The VanEck Vectors Rare Earth/Strategic Metals ETF has total net assets of $676m (as of 19 February), and a year-to-date total daily return, according to Yahoo Finance, of 37.3% as of 22 February.
The VanEck Vectors Rare Earth/Strategic Metals ETF, launched on 27 October 2010, seeks to replicate the performance of the MVIS Global Rare Earth/Strategic Metals Index, which tracks companies involved in producing, refining and recycling rare earth and strategic metals and minerals.
These metals and minerals are used in technologies, such as civil and military jet engines, electric vehicles, wind turbines and cellular phones.
Of the fund’s 20 listed holdings as of19/2, the most heavily weighted was Shenghe Resources [600392.SS] at 9.84%, followed by Zhejiang Huayou Cobalt [603799.SS] at 9.36 and China Molybdenum [603993.SS] at 8%. Other major holdings included China Northern Rare Earth Group  at 6.93%, Lynas Rare Earths [LYC.AX] at 5.98% and Lithium Americas [LAC] at 5.96%.
Zhejiang Huayou Cobalt’s share price has been on a strong run, despite a drop-off in demand from the aerospace sector, where cobalt is used to manufacture jet turbine blades. The continued growth in electric vehicles largely offset these challenges — global sales were up 43% year-on-year in 2020, according to EV-Volumes — where cobalt is a vital component in the manufacturing of lithium-ion batteries. As of 19 February, the stock was up 33.7% year to date.
Shares in Lynas Rare Earths were also up 46.2% year to date (through 22 February). The stock has been climbing since a $30.4m contract from the US Department of Defense was announced in early February to build a Texas facility to process specialised minerals used to make weapons and electronics. Development company Lithium Americas has also benefited from increased demand for electric vehicles.
There are challenges ahead for the industrial sector, such as uncertainty around aerospace demand and growing ethical and environmental concerns around the use of cobalt.
Despite these headwinds, fundamentals for continued growth in the ETF are strong, with electric vehicles and wind turbines benefiting from greener government policies under US president Joe Biden.
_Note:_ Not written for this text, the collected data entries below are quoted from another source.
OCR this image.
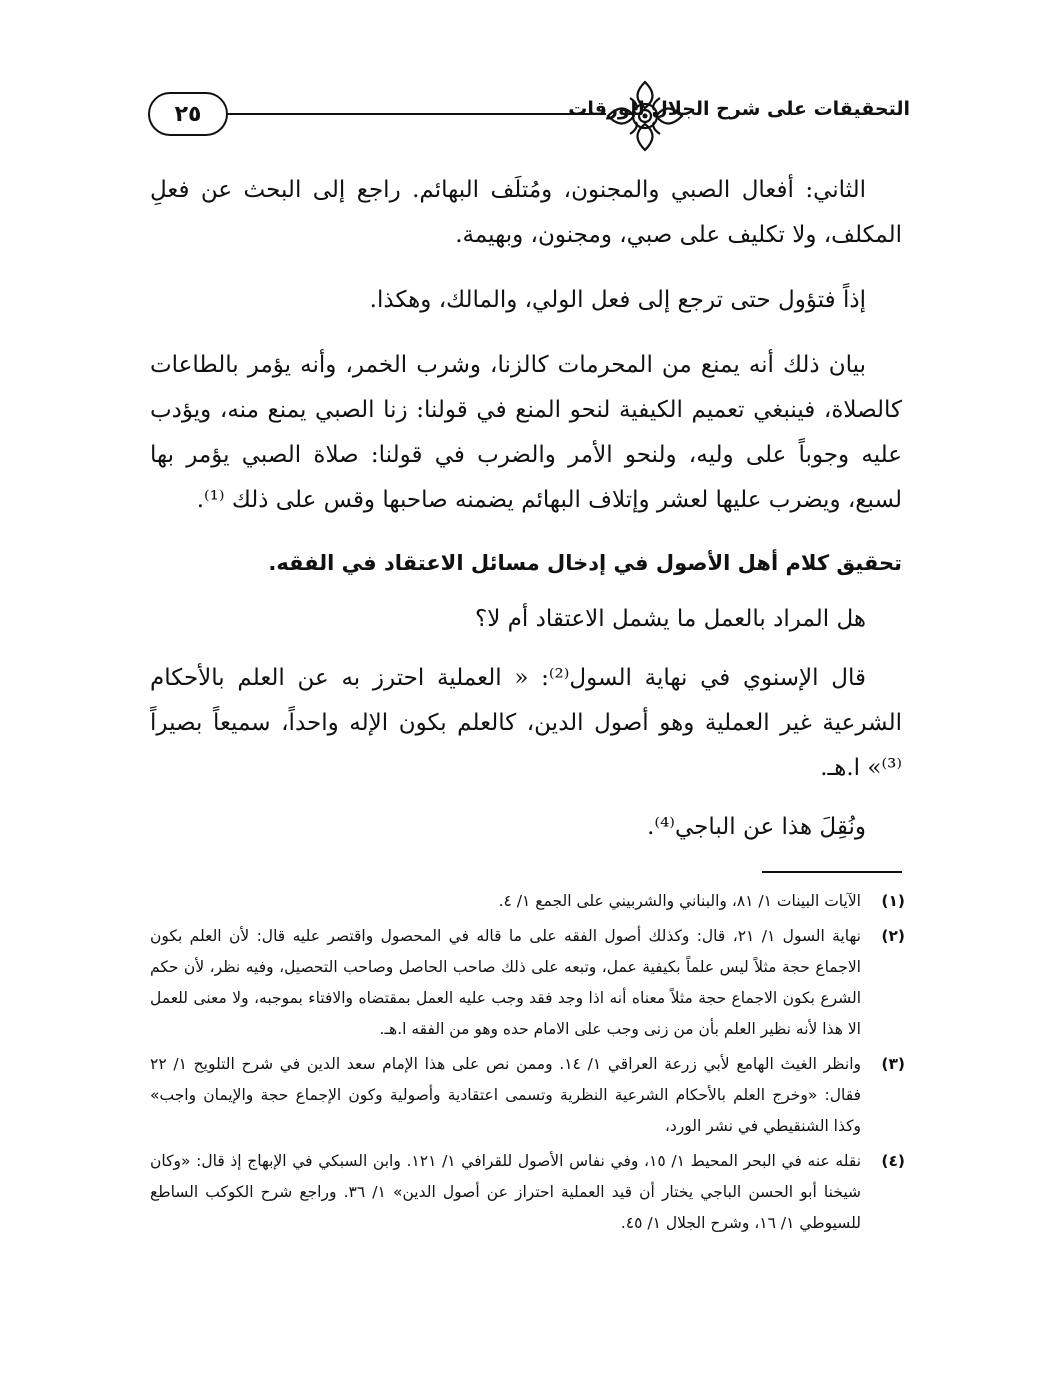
٢٥	التحقيقات على شرح الجلال للورقات

الثاني: أفعال الصبي والمجنون، ومُتلَف البهائم. راجع إلى البحث عن فعلِ المكلف، ولا تكليف على صبي، ومجنون، وبهيمة.

إذاً فتؤول حتى ترجع إلى فعل الولي، والمالك، وهكذا.

بيان ذلك أنه يمنع من المحرمات كالزنا، وشرب الخمر، وأنه يؤمر بالطاعات كالصلاة، فينبغي تعميم الكيفية لنحو المنع في قولنا: زنا الصبي يمنع منه، ويؤدب عليه وجوباً على وليه، ولنحو الأمر والضرب في قولنا: صلاة الصبي يؤمر بها لسبع، ويضرب عليها لعشر وإتلاف البهائم يضمنه صاحبها وقس على ذلك ⁽¹⁾.

تحقيق كلام أهل الأصول في إدخال مسائل الاعتقاد في الفقه.

هل المراد بالعمل ما يشمل الاعتقاد أم لا؟

قال الإسنوي في نهاية السول⁽²⁾: « العملية احترز به عن العلم بالأحكام الشرعية غير العملية وهو أصول الدين، كالعلم بكون الإله واحداً، سميعاً بصيراً ⁽³⁾» ا.هـ.

ونُقِلَ هذا عن الباجي⁽⁴⁾.

(١)
الآيات البينات ١/ ٨١، والبناني والشربيني على الجمع ١/ ٤.
(٢)
نهاية السول ١/ ٢١، قال: وكذلك أصول الفقه على ما قاله في المحصول واقتصر عليه قال: لأن العلم بكون الاجماع حجة مثلاً ليس علماً بكيفية عمل، وتبعه على ذلك صاحب الحاصل وصاحب التحصيل، وفيه نظر، لأن حكم الشرع بكون الاجماع حجة مثلاً معناه أنه اذا وجد فقد وجب عليه العمل بمقتضاه والافتاء بموجبه، ولا معنى للعمل الا هذا لأنه نظير العلم بأن من زنى وجب على الامام حده وهو من الفقه ا.هـ.
(٣)
وانظر الغيث الهامع لأبي زرعة العراقي ١/ ١٤. وممن نص على هذا الإمام سعد الدين في شرح التلويح ١/ ٢٢ فقال: «وخرج العلم بالأحكام الشرعية النظرية وتسمى اعتقادية وأصولية وكون الإجماع حجة والإيمان واجب» وكذا الشنقيطي في نشر الورد،
(٤)
نقله عنه في البحر المحيط ١/ ١٥، وفي نفاس الأصول للقرافي ١/ ١٢١. وابن السبكي في الإبهاج إذ قال: «وكان شيخنا أبو الحسن الباجي يختار أن قيد العملية احتراز عن أصول الدين» ١/ ٣٦. وراجع شرح الكوكب الساطع للسيوطي ١/ ١٦، وشرح الجلال ١/ ٤٥.
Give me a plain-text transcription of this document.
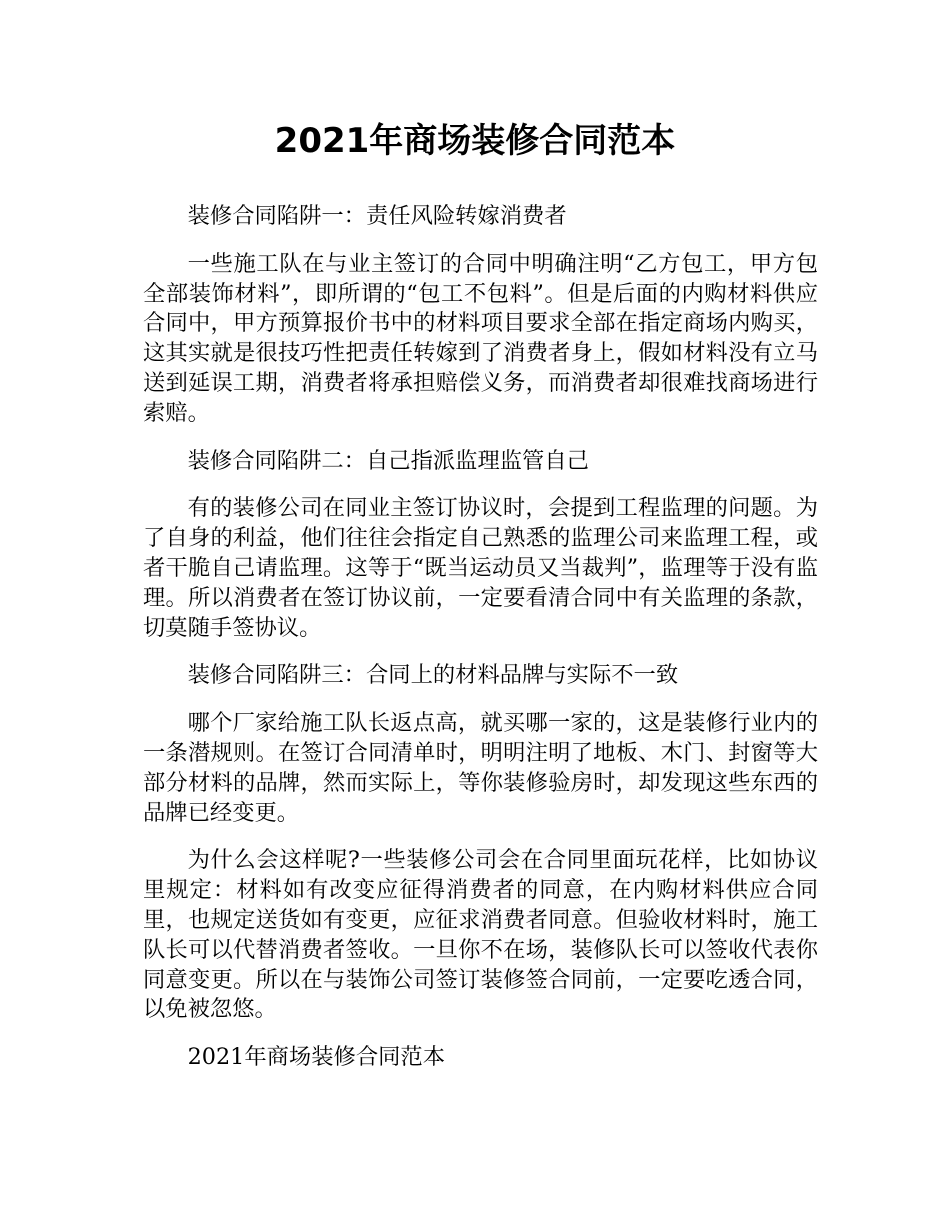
2021年商场装修合同范本

装修合同陷阱一：责任风险转嫁消费者

一些施工队在与业主签订的合同中明确注明“乙方包工，甲方包全部装饰材料”，即所谓的“包工不包料”。但是后面的内购材料供应合同中，甲方预算报价书中的材料项目要求全部在指定商场内购买，这其实就是很技巧性把责任转嫁到了消费者身上，假如材料没有立马送到延误工期，消费者将承担赔偿义务，而消费者却很难找商场进行索赔。

装修合同陷阱二：自己指派监理监管自己

有的装修公司在同业主签订协议时，会提到工程监理的问题。为了自身的利益，他们往往会指定自己熟悉的监理公司来监理工程，或者干脆自己请监理。这等于“既当运动员又当裁判”，监理等于没有监理。所以消费者在签订协议前，一定要看清合同中有关监理的条款，切莫随手签协议。

装修合同陷阱三：合同上的材料品牌与实际不一致

哪个厂家给施工队长返点高，就买哪一家的，这是装修行业内的一条潜规则。在签订合同清单时，明明注明了地板、木门、封窗等大部分材料的品牌，然而实际上，等你装修验房时，却发现这些东西的品牌已经变更。

为什么会这样呢?一些装修公司会在合同里面玩花样，比如协议里规定：材料如有改变应征得消费者的同意，在内购材料供应合同里，也规定送货如有变更，应征求消费者同意。但验收材料时，施工队长可以代替消费者签收。一旦你不在场，装修队长可以签收代表你同意变更。所以在与装饰公司签订装修签合同前，一定要吃透合同，以免被忽悠。

2021年商场装修合同范本
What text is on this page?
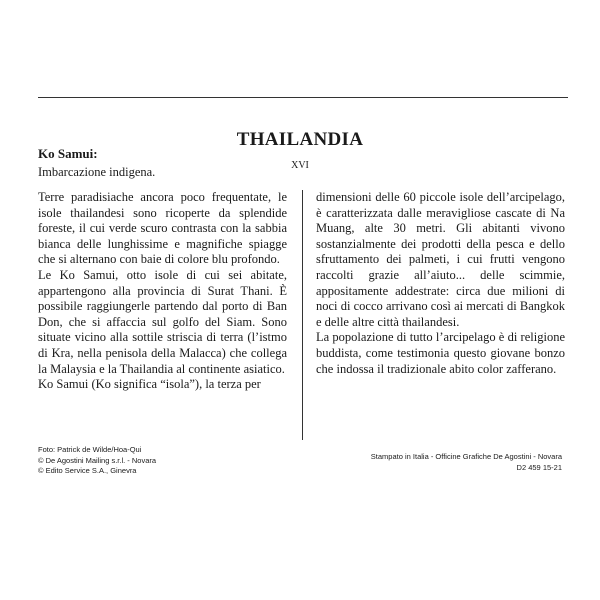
Ko Samui:
Imbarcazione indigena.
THAILANDIA
XVI

Terre paradisiache ancora poco frequentate, le isole thailandesi sono ricoperte da splendide foreste, il cui verde scuro contrasta con la sabbia bianca delle lunghissime e magnifiche spiagge che si alternano con baie di colore blu profondo.

Le Ko Samui, otto isole di cui sei abitate, appartengono alla provincia di Surat Thani. È possibile raggiungerle partendo dal porto di Ban Don, che si affaccia sul golfo del Siam. Sono situate vicino alla sottile striscia di terra (l’istmo di Kra, nella penisola della Malacca) che collega la Malaysia e la Thailandia al continente asiatico.

Ko Samui (Ko significa “isola”), la terza per

dimensioni delle 60 piccole isole dell’arcipelago, è caratterizzata dalle meravigliose cascate di Na Muang, alte 30 metri. Gli abitanti vivono sostanzialmente dei prodotti della pesca e dello sfruttamento dei palmeti, i cui frutti vengono raccolti grazie all’aiuto... delle scimmie, appositamente addestrate: circa due milioni di noci di cocco arrivano così ai mercati di Bangkok e delle altre città thailandesi.

La popolazione di tutto l’arcipelago è di religione buddista, come testimonia questo giovane bonzo che indossa il tradizionale abito color zafferano.

Foto: Patrick de Wilde/Hoa-Qui
© De Agostini Mailing s.r.l. - Novara
© Edito Service S.A., Ginevra
Stampato in Italia - Officine Grafiche De Agostini - Novara
D2 459 15-21
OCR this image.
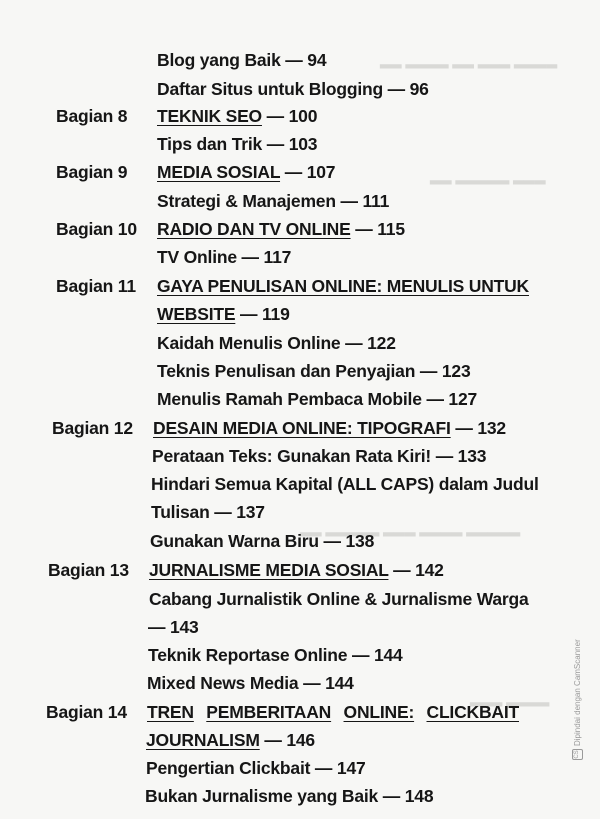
▂▂▂▂ ▂▂▂ ▂▂ ▂▂▂▂ ▂▂
▂▂▂ ▂▂▂▂▂ ▂▂
▂▂▂▂▂ ▂▂▂▂ ▂▂▂ ▂▂▂▂▂ ▂▂
▂▂▂▂ ▂▂▂
Blog yang Baik — 94
Daftar Situs untuk Blogging — 96
Bagian 8 TEKNIK SEO — 100
Tips dan Trik — 103
Bagian 9 MEDIA SOSIAL — 107
Strategi & Manajemen — 111
Bagian 10 RADIO DAN TV ONLINE — 115
TV Online — 117
Bagian 11 GAYA PENULISAN ONLINE: MENULIS UNTUK
WEBSITE — 119
Kaidah Menulis Online — 122
Teknis Penulisan dan Penyajian — 123
Menulis Ramah Pembaca Mobile — 127
Bagian 12 DESAIN MEDIA ONLINE: TIPOGRAFI — 132
Perataan Teks: Gunakan Rata Kiri! — 133
Hindari Semua Kapital (ALL CAPS) dalam Judul
Tulisan — 137
Gunakan Warna Biru — 138
Bagian 13 JURNALISME MEDIA SOSIAL — 142
Cabang Jurnalistik Online & Jurnalisme Warga
— 143
Teknik Reportase Online — 144
Mixed News Media — 144
Bagian 14 TREN PEMBERITAAN ONLINE: CLICKBAIT
JOURNALISM — 146
Pengertian Clickbait — 147
Bukan Jurnalisme yang Baik — 148
CS
Dipindai dengan CamScanner
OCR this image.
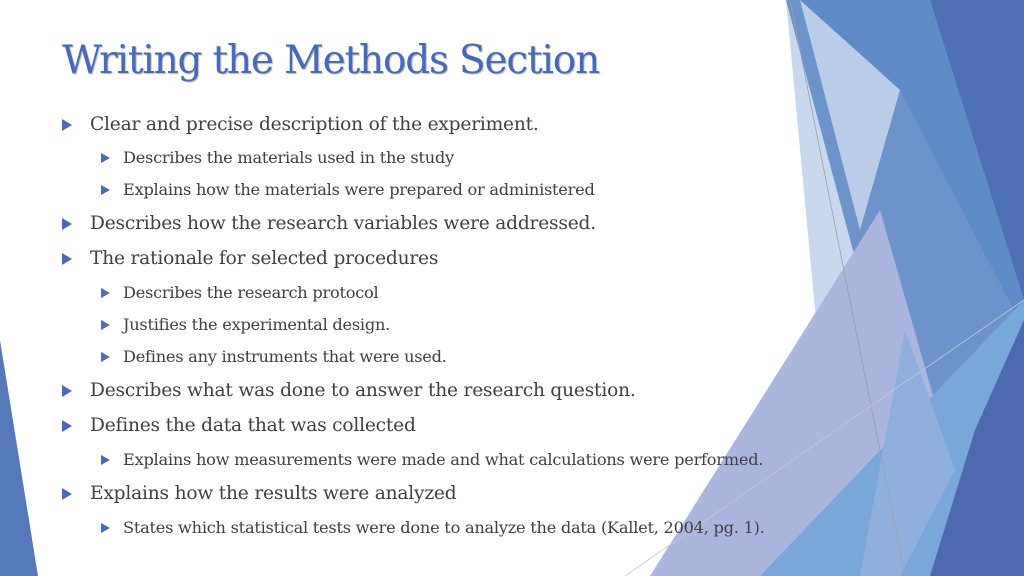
Writing the Methods Section
Clear and precise description of the experiment.
Describes the materials used in the study
Explains how the materials were prepared or administered
Describes how the research variables were addressed.
The rationale for selected procedures
Describes the research protocol
Justifies the experimental design.
Defines any instruments that were used.
Describes what was done to answer the research question.
Defines the data that was collected
Explains how measurements were made and what calculations were performed.
Explains how the results were analyzed
States which statistical tests were done to analyze the data (Kallet, 2004, pg. 1).
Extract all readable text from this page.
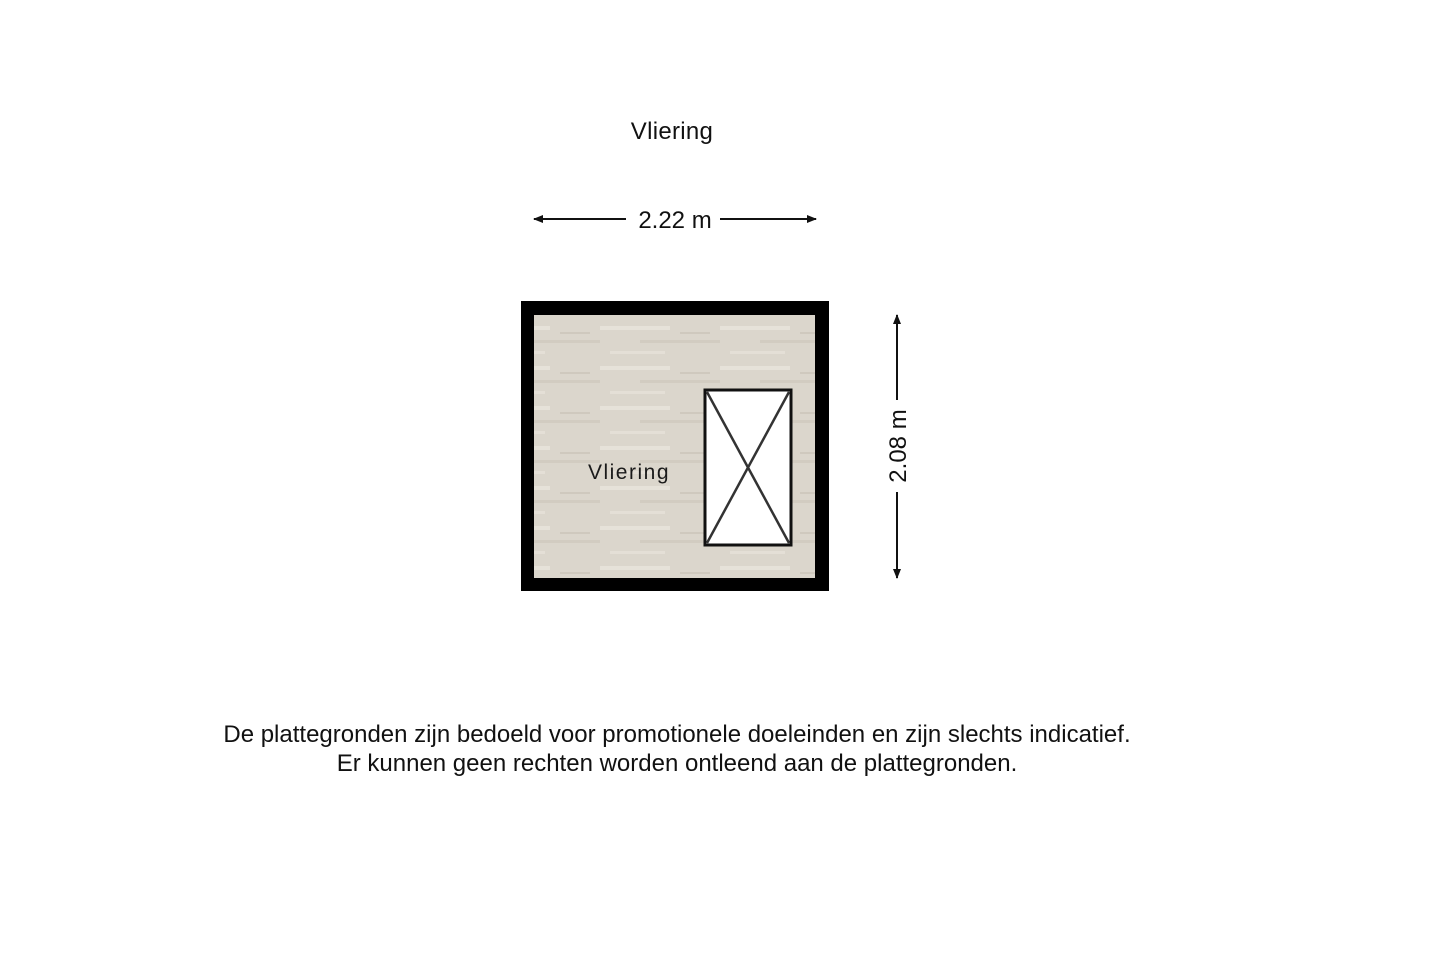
Vliering
2.22 m
Vliering	2.08 m
De plattegronden zijn bedoeld voor promotionele doeleinden en zijn slechts indicatief.
Er kunnen geen rechten worden ontleend aan de plattegronden.
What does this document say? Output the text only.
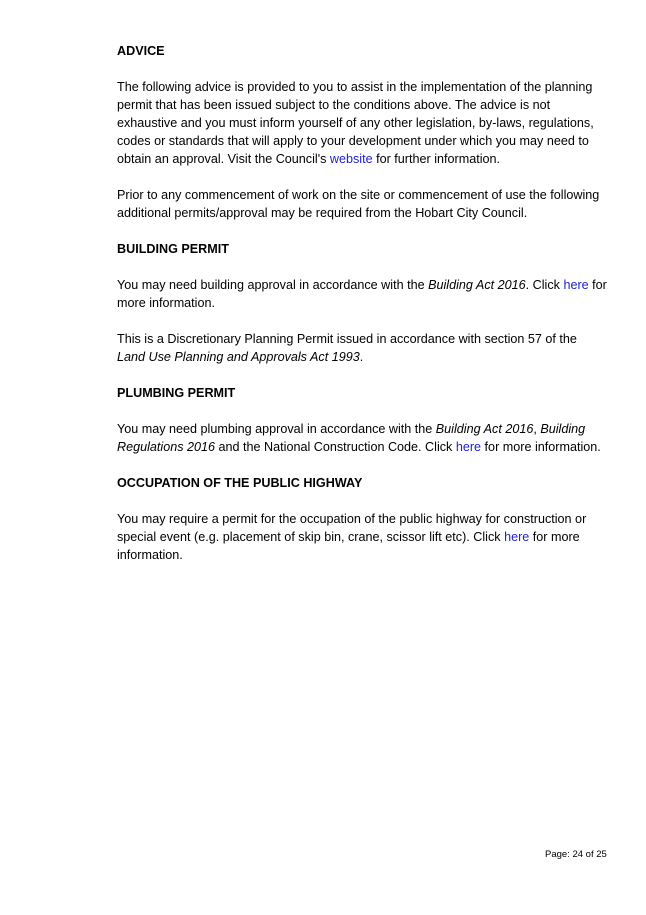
ADVICE

The following advice is provided to you to assist in the implementation of the planning permit that has been issued subject to the conditions above. The advice is not exhaustive and you must inform yourself of any other legislation, by-laws, regulations, codes or standards that will apply to your development under which you may need to obtain an approval. Visit the Council's website for further information.

Prior to any commencement of work on the site or commencement of use the following additional permits/approval may be required from the Hobart City Council.

BUILDING PERMIT

You may need building approval in accordance with the Building Act 2016. Click here for more information.

This is a Discretionary Planning Permit issued in accordance with section 57 of the Land Use Planning and Approvals Act 1993.

PLUMBING PERMIT

You may need plumbing approval in accordance with the Building Act 2016, Building Regulations 2016 and the National Construction Code. Click here for more information.

OCCUPATION OF THE PUBLIC HIGHWAY

You may require a permit for the occupation of the public highway for construction or special event (e.g. placement of skip bin, crane, scissor lift etc). Click here for more information.

Page: 24 of 25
Indeed, Ying Lu, senior analyst at Roskill, expects cobalt demand to double by 2030 due to an increased focus on battery manufacturing, The Northern Miner reported. According to Fortune Business Insights, the lithium market is set to jump from $4bn in 2019 to $8.2bn by 2027. Considering that the US imports 80% of its rare earths from China, according to ETF Trends, Asia is likely to remain the main driver of that predicted growth.
However, this could change in the months ahead if China’s Ministry of Industry and Information Technology goes ahead with threats to limit exports of rare earth minerals, which are crucial for US and European defence contractors. The minerals are needed in the manufacturing of F-35 fighter jets, among other things, according to the Financial Times.
The move, yet another avenue in the US-China trade tensions, could backfire on Chinese producers, however, if it forces the US to look at alternative suppliers such as Australia’s Lynas Rare Earths.
“China’s virtual monopoly in rare earth metals not only gives it a strategic upper hand over heavily dependent countries like the US,” Tom Lydon, CEO of ETF Trends, said. “But also makes the supply chain anything but reliable.”
“China’s virtual monopoly in rare earth metals not only gives it a strategic upper hand over heavily dependent countries like the US. But also makes the supply chain anything but reliable” - Tom Lydon, CEO of ETF Trends
An effort to increase production outside of China could “flood the market with new material and cause supply to outstrip demand”, Harrison Schwartz, head of research at Nairu Capital, wrote in Seeking Alpha.
“The most profitable and cheapest of the companies in REMX are situated in China. This creates geopolitical risks that could cause a decline in sales or currency volatility which harms REMX,” Schwartz considered.
However, given the strong market outlook for rare earth and strategic minerals and metals, combined with a potential undervaluation of the companies in the VanEck Vectors Rare Earth/Strategic Metals ETF makes Schwartz bullish. He forecasts that the ETF could rise to between $130 and $160. “This rally has legs,” he concluded.